Further, in the time I am discussing attempts were repeatedly made to cover my nerves with some noxious matter; it appeared as if the natural capacity of nerves to vibrate were thereby impaired, so that even I myself had at times the impression of becoming temporarily stupid.  One of the agents concerned was called “poison of intoxication”; I cannot say what its chemical nature was. From time to time also the liquids of the food I had taken were by miracle placed on the nerves of my head, so that these were covered with a sort of paste, and the capacity to think temporarily impaired; I remember distinctly that this happened once with coffee.

He is not speaking of a metaphorical paste covering his nerves, but of reality as he understands it.  Clearly he is mad, but at no point does he doubt the reality of his delusions.  He does not understand why he is the only one who can see the strange things he sees, but this does not disprove the miraculous events he experiences. Instead it elevates his own status, making him more important in the grand scheme of things.  The fact that he is the only one who knows that the coffee he drinks is turning into a paste that attacks his nervous systems rendering him temporarily dumb makes it no less a fact.   His doctors try to tell him otherwise, but how can he deny the evidence of his own senses?  He never does.

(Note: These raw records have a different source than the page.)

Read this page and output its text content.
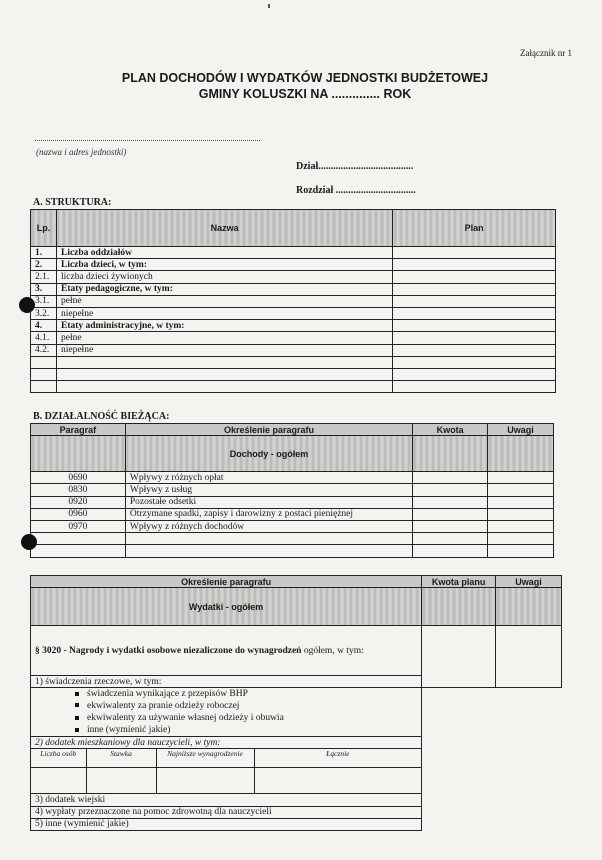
Załącznik nr 1
PLAN DOCHODÓW I WYDATKÓW JEDNOSTKI BUDŻETOWEJ
GMINY KOLUSZKI NA .............. ROK
(nazwa i adres jednostki)
Dział......................................
Rozdział ................................
A. STRUKTURA:
Lp.	Nazwa	Plan
1.	Liczba oddziałów	
2.	Liczba dzieci, w tym:	
2.1.	liczba dzieci żywionych	
3.	Etaty pedagogiczne, w tym:	
3.1.	pełne	
3.2.	niepełne	
4.	Etaty administracyjne, w tym:	
4.1.	pełne	
4.2.	niepełne	

B. DZIAŁALNOŚĆ BIEŻĄCA:
Paragraf	Określenie paragrafu	Kwota	Uwagi
	Dochody - ogółem		
0690	Wpływy z różnych opłat		
0830	Wpływy z usług		
0920	Pozostałe odsetki		
0960	Otrzymane spadki, zapisy i darowizny z postaci pieniężnej		
0970	Wpływy z różnych dochodów		

Określenie paragrafu	Kwota planu	Uwagi
Wydatki - ogółem		
§ 3020 - Nagrody i wydatki osobowe niezaliczone do wynagrodzeń ogółem, w tym:		
1) świadczenia rzeczowe, w tym:
świadczenia wynikające z przepisów BHP
ekwiwalenty za pranie odzieży roboczej
ekwiwalenty za używanie własnej odzieży i obuwia
inne (wymienić jakie)
2) dodatek mieszkaniowy dla nauczycieli, w tym:

Liczba osób	Stawka	Najniższe wynagrodzenie	Łącznie

3) dodatek wiejski
4) wypłaty przeznaczone na pomoc zdrowotną dla nauczycieli
5) inne (wymienić jakie)
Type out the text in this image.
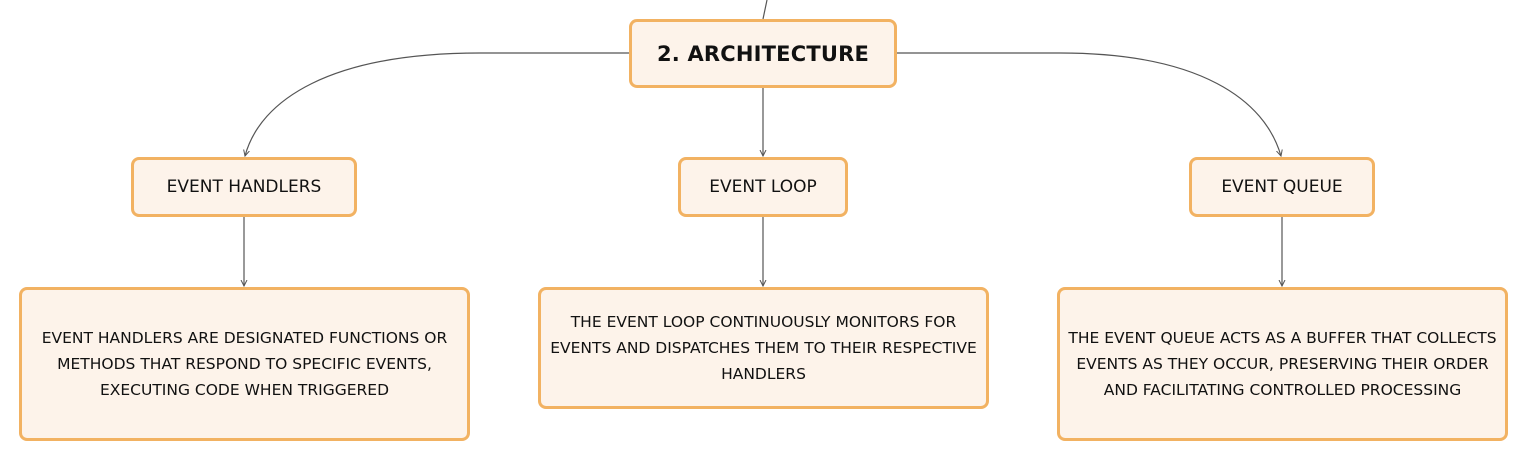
2. ARCHITECTURE
EVENT HANDLERS	EVENT LOOP	EVENT QUEUE
EVENT HANDLERS ARE DESIGNATED FUNCTIONS OR METHODS THAT RESPOND TO SPECIFIC EVENTS, EXECUTING CODE WHEN TRIGGERED
THE EVENT LOOP CONTINUOUSLY MONITORS FOR EVENTS AND DISPATCHES THEM TO THEIR RESPECTIVE HANDLERS
THE EVENT QUEUE ACTS AS A BUFFER THAT COLLECTS EVENTS AS THEY OCCUR, PRESERVING THEIR ORDER AND FACILITATING CONTROLLED PROCESSING
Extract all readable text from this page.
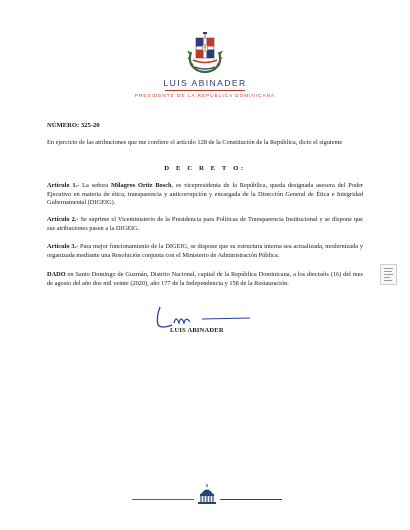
LUIS ABINADER
PRESIDENTE DE LA REPÚBLICA DOMINICANA
NÚMERO: 325-20
En ejercicio de las atribuciones que me confiere el artículo 128 de la Constitución de la República, dicto el siguiente
D E C R E T O:
Artículo 1.- La señora Milagros Ortiz Bosch, es vicepresidenta de la República, queda designada asesora del Poder Ejecutivo en materia de ética, transparencia y anticorrupción y encargada de la Dirección General de Ética e Integridad Gubernamental (DIGEIG).
Artículo 2.- Se suprime el Viceministerio de la Presidencia para Políticas de Transparencia Institucional y se dispone que sus atribuciones pasen a la DIGEIG.
Artículo 3.- Para mejor funcionamiento de la DIGEIG, se dispone que su estructura interna sea actualizada, modernizada y organizada mediante una Resolución conjunta con el Ministerio de Administración Pública.
DADO en Santo Domingo de Guzmán, Distrito Nacional, capital de la República Dominicana, a los dieciséis (16) del mes de agosto del año dos mil veinte (2020), año 177 de la Independencia y 158 de la Restauración.
LUIS ABINADER
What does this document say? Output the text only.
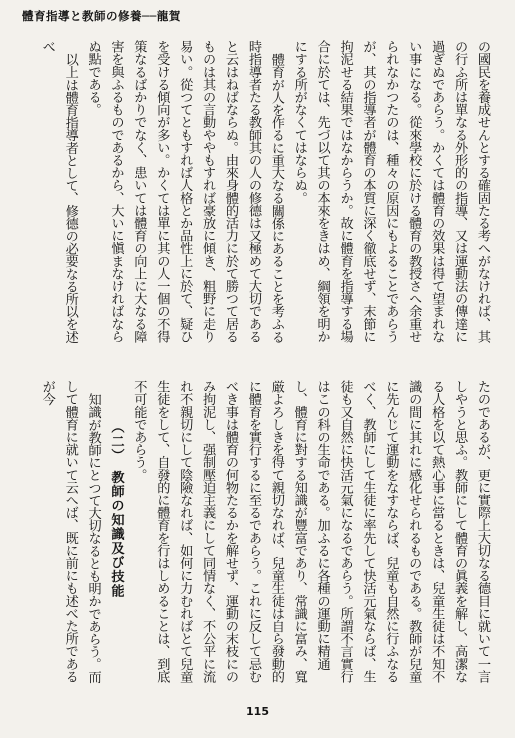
體育指導と教師の修養──龍賀

の國民を養成せんとする確固たる考へがなければ、其の行ふ所は單なる外形的の指導、又は運動法の傳達に過ぎぬであらう。かくては體育の效果は得て望まれない事になる。從來學校に於ける體育の教授さへ余重せられなかつたのは、種々の原因にもよることであらうが、其の指導者が體育の本質に深く徹底せず、末節に拘泥せる結果ではなからうか。故に體育を指導する場合に於ては、先づ以て其の本來をきはめ、綱領を明かにする所がなくてはならぬ。

體育が人を作るに重大なる關係にあることを考ふる時指導者たる教師其の人の修德は又極めて大切であると云はねばならぬ。由來身體的活力に於て勝つて居るものは其の言動ややもすれば豪放に傾き、粗野に走り易い。從つてともすれば人格とか品性上に於て、疑ひを受ける傾向が多い。かくては單に其の人一個の不得策なるばかりでなく、患いては體育の向上に大なる障害を與ふるものであるから、大いに愼まなければならぬ點である。

以上は體育指導者として、修德の必要なる所以を述べ

たのであるが、更に實際上大切なる德目に就いて一言しやうと思ふ。教師にして體育の眞義を解し、高潔なる人格を以て熱心事に當るときは、兒童生徒は不知不識の間に其れに感化せられるものである。教師が兒童に先んじて運動をなすならば、兒童も自然に行ふなるべく、教師にして生徒に率先して快活元氣ならば、生徒も又自然に快活元氣になるであらう。所謂不言實行はこの科の生命である。加ふるに各種の運動に精通し、體育に對する知識が豐富であり、常識に富み、寬厳よろしきを得て親切なれば、兒童生徒は自ら發動的に體育を實行するに至るであらう。これに反して忌むべき事は體育の何物たるかを解せず、運動の末枝にのみ拘泥し、强制壓迫主義にして同情なく、不公平に流れ不親切にして陰險なれば、如何に力むればとて兒童生徒をして、自發的に體育を行はしめることは、到底不可能であらう。

（二）　教師の知識及び技能

知識が教師にとつて大切なるとも明かであらう。而して體育に就いて云へば、既に前にも述べた所であるが今

115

Reading Memoirs of My Nervous Illness one can’t help but wonder about other people who have claimed to see visions and to have experienced the miraculous.  Mr. Schreber’s cosmology explains his world.  There are no events that happen to him that cannot be explained through his theory of vibrations and the forces that try to stop or control them.  Is what makes him crazy the same thing that makes someone else a saint?  When does the madman become a visionary?

While Memoirs of My Nervious Illness is an entertaining and englightening read, it is not an entirely easy one.  I don’t think it can be read as a novel, but it can be read as a character study.  There’s no plot arc to it, but as the book progressess the reader grows to understand Mr. Schreber to the point where he almost becomes believeable as though his life were a novel.  File this book in the fiction section, and his story of forces trying to control his actions is as believeable as any told by an unreliable narrator.  File it in the non-fiction and he becomes a paranoid schizophrenic.  In either case, Memoirs of My Nervous Illness is fascinating reading.

I first published this review on my old blog, Ready When You Are, C.B., back in the summer of 2010.  This was one of the books I found in the Yale library while I was taking a summer course for teachers on Canterbury Tales.  I read all sorts of obscure literature, some of it very obscure, even more obscure than Memoirs of My Nervous Illness.